Staff:

Prof. Dr. Katharina A. Zweig, Technische Universität Kaiserslautern

 

Description:

The analysis of complex networks relies mostly on three different approaches: the identification of central nodes, the assignment of nodes to one or more groups of topologically similar other nodes, so-called clusters, and the identification of subgraphs occurring more often than expected by chance. Behind all of these approaches there are at least a dozen functions and measures to instantiate them, which all follow the same logic, which is, however, not always clearly defined. All of these approaches are today based on methods that make use of global properties of the graph like the distance between all pairs of nodes (O(nm+n^2 log n)), global ranking of similar node or edge pairs (O(n^2), or the comparison with random graph models of the same structure as the observed one (O(m log m)). Thus, none of these fundamental approaches can be directly transferred to the analysis of very large complex networks as needed today.

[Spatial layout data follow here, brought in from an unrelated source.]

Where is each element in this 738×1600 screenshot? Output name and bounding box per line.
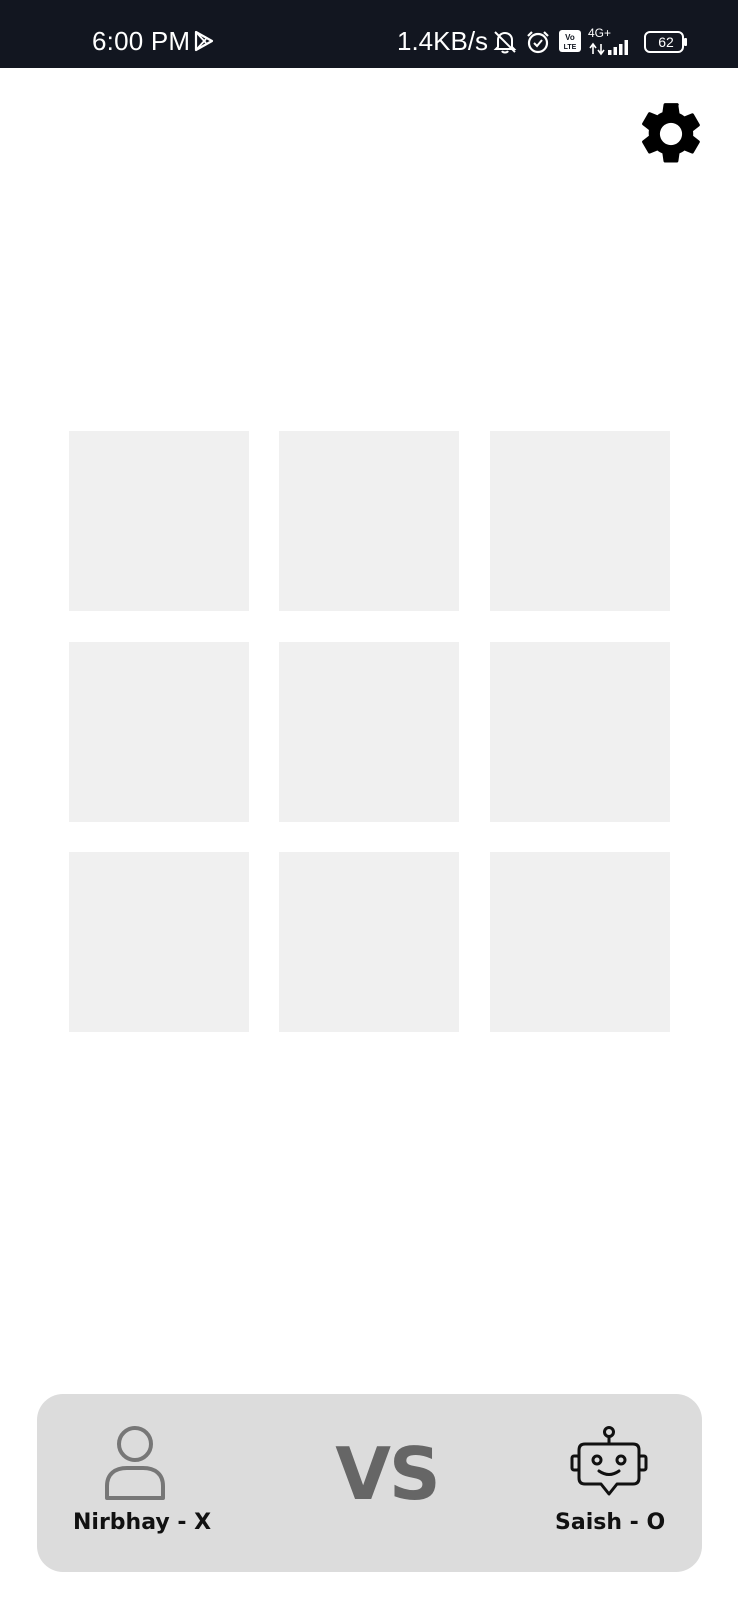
player1-name: Nirbhay - X xyxy=(73,1510,212,1535)
person-icon xyxy=(105,1426,165,1500)
board-cell-3[interactable] xyxy=(490,431,670,611)
bell-off-icon xyxy=(493,31,517,54)
play-store-icon xyxy=(194,30,214,52)
board-cell-2[interactable] xyxy=(279,431,459,611)
signal-icon xyxy=(589,40,628,56)
board-cell-8[interactable] xyxy=(279,852,459,1032)
battery-level: 62 xyxy=(658,34,674,50)
board-cell-6[interactable] xyxy=(490,642,670,822)
board-cell-9[interactable] xyxy=(490,852,670,1032)
settings-button[interactable] xyxy=(634,97,708,171)
net-speed: 1.4KB/s xyxy=(397,26,489,56)
robot-icon xyxy=(570,1426,648,1496)
player2-name: Saish - O xyxy=(555,1510,666,1535)
board-cell-5[interactable] xyxy=(279,642,459,822)
alarm-icon xyxy=(527,31,549,54)
gear-icon xyxy=(642,103,700,163)
svg-text:Vo: Vo xyxy=(565,33,575,42)
svg-text:LTE: LTE xyxy=(564,44,577,51)
status-bar: 6:00 PM 1.4KB/s Vo LTE 4G+ 62 xyxy=(0,0,738,68)
vs-label: VS xyxy=(335,1432,441,1516)
volte-icon: Vo LTE xyxy=(559,30,581,52)
status-time: 6:00 PM xyxy=(92,26,191,56)
players-card: Nirbhay - X VS Saish - O xyxy=(37,1394,702,1572)
board-cell-4[interactable] xyxy=(69,642,249,822)
board-cell-7[interactable] xyxy=(69,852,249,1032)
board-cell-1[interactable] xyxy=(69,431,249,611)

In this project, we will develop a model of local versions of these three approaches, which fundamentally describes how a corresponding measure can be transformed into a local variant of itself. The basic method is to develop algorithms based on graph theoretical reasoning where the algorithm engineering is informed by machine learning to include real-world properties of the data and real-life behavior of hardware. The newly developed measures and models will be put into praxis and their usefullness will be evaluated on big data of RIOT games, a USA-based computer game company.